PERDRE LE SENS DES INSTITUTIONS
Les députés et ministres ont manqué aux devoirs de leur charge.

Robert Laplante

Aux citoyens et citoyennes que la politique désole au point de
les détourner de leurs devoirs civiques et de les amener à
négliger leurs responsabilités démocratiques, les événements déclenchés
par
l’inconduite de l’Assemblée nationale auront fourni de consternants
arguments.
Les députés et ministres ont manqué aux devoirs de leur charge. Ils se sont
conduits d’une manière inacceptable en transformant la plus haute institution
de
la nation en vulgaire tribunal de taverne. Une motion rédigée à la sauvette,
des
reproches fondés sur le oui-dire et la rumeur, une procédure sommaire : tout
pour
illustrer que l’Assemblée nationale est le lieu par excellence de la liberté
d’expression et du respect des droits des citoyens !!!

Plus les jours passent et plus grand devient le malaise devant ce qui s’est
passé
le 14 décembre dernier. Ce jour-là la médiocrité a frappé la plus haute
institution
du pays. Médiocrité politicienne qui a permis à deux chefs de partis de
lancer
leurs troupes dans des manoeuvres qui dénaturaient l’institution qu’ils ont
fait
serment de servir.
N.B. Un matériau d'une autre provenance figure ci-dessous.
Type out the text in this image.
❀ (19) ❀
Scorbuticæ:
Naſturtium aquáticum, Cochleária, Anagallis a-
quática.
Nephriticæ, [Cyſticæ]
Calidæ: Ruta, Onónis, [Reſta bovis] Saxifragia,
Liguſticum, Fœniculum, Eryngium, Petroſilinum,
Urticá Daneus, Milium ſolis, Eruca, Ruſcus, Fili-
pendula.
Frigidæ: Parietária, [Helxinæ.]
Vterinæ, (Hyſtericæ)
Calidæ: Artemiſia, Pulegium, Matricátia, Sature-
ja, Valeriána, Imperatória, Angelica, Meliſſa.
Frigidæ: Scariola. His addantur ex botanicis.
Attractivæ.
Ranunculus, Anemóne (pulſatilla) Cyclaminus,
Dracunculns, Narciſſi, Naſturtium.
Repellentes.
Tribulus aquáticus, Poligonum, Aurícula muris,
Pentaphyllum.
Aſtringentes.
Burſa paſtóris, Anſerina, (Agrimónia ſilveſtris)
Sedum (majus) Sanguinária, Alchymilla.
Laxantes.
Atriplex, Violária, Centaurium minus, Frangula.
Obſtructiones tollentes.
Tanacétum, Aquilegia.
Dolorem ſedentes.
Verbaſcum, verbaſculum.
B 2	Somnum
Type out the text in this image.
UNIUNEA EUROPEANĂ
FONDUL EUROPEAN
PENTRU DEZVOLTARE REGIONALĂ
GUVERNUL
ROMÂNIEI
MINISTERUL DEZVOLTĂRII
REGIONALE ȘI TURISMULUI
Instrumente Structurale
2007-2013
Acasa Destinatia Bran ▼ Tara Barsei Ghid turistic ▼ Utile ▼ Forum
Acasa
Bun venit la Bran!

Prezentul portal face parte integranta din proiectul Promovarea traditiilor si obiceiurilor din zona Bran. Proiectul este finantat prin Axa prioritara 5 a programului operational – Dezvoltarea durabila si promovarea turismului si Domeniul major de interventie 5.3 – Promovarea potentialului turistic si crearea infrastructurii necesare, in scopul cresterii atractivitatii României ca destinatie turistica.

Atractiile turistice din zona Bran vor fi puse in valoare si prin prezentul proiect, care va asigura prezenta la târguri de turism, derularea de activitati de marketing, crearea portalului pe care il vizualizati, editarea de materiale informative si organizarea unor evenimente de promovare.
Ce n’est pas la première fois que les libéraux s’adonnent
à ce
jeu dangereux qui consiste à laisser planer des doutes sur la légitimité du
projet
souverainiste en cautionnant plus ou moins sournoisement les amalgames
racistes. Cela leur permet de faire dévier l’attention sur ce fait
déplorable : le
PLQ n’a plus rien à proposer au Québec que la soumission à l’ordre
canadian et
c’est derrière le salissage de l’option souverainiste qu’il cherche à
cacher sa
démission. La motion de blâme ne visait qu’à embarrasser le gouvernement –
et
à le faire de n’importe quelle manière – quitte à employer des méthodes
qui
briment la liberté d’expression et attisent des préjugés qui érodent la
paix sociale.

Lucien Bouchard ne s’est franchement pas grandi en s’associant au PLQ
pour
brandir la censure et tenter d’écarter, en le stigmatisant, un candidat qui n’a
jamais caché son refus de pactiser avec l’attentisme et les conduites
velléitaires
du gouvernement. Tout cela tient, au mieux, du sparage émotif et, au pire, d’une
manoeuvre de diversion de la part d’un chef ombrageux qui, manifestement,
compose difficilement avec un parti aux multiples tendances. S’ajoutant au
flottement et à la lassitude d’un deuxième mandat qui n’a pas encore
trouvé ses
marques, la décision de rejoindre l’Opposition officielle sur le terrain
boueux où
elle l’a aisément entraîné sème la consternation. Quoi qu’il en soit, ce
mouvement d’humeur d’un homme, à l’évidence fort mal conseillé, et
probablement surmené par d’intenses séances de crêpage de chignon avec des
notables aux abois, n’aurait jamais dû prendre les proportions qu’on lui
connaît.

Il faut néanmoins aller au-delà du spectacle immédiat pour constater jusqu’à
quel
point la chose a fait paraître l’ensemble de nos élus comme des serviteurs
brouillon de la plus haute institution nationale. Nos élus se sont comportés
lâchement devant un citoyen et surtout, devant le message qu’il a porté
devant la
Commission des états généraux. N’en déplaise à tous ceux qui voudraient
les
balayer sous le tapis, il y a dans la société québécoise des clivages qui
sont
porteurs de graves malentendus et sources de tensions qui n’iront qu’en
s’aggravant si le débat public ne permet pas de les nommer. Et c’est là ce
qui
importe par-dessus tout : c’est aux élus d’abord que s’impose de montrer
le
courage et la rigueur nécessaires aux échanges constructifs. La motion de
blâme
jette le discrédit sur le processus même que le gouvernement du Québec a
enclenché avec la tenue de la Commission des états généraux, en laissant
peser
sur tout citoyen désireux de participer au débat public le risque de subir l’opprobe
et l’anathème.

Le traitement que l’Assemblée nationale a infligé à Yves Michaud vient d’inciter
à l’auto-censure l’ ensemble des citoyens du Québec. Car ne l’oublions
pas,
l’homme n’a pas tenu des propos contraires aux lois, il a tout simplement
semé la
controverse, provoqué le débat. C’est pourquoi il faut exiger, avant toute
chose,
que réparation soit faite. Il le faut pour rétablir dans ses droits et son
honneur un
homme condamné injustement. Mais il le faut surtout par respect pour l’ensemble
des citoyens. Nul ne saurait tolérer une pareille dérive politique. La
démocratie
québécoise restera entachée d’un pareil précédent. Les élus ont erré.
La
démocratie, c’est aussi le droit de se tromper. Il n’y a rien de
déshonorant à
s’amender. Il faut exiger de nos élus qu’ils le fassent. Et la réparation
doit aller
au-delà de l’orgueil des hommes pour rétablir l’intégrité de l’institution.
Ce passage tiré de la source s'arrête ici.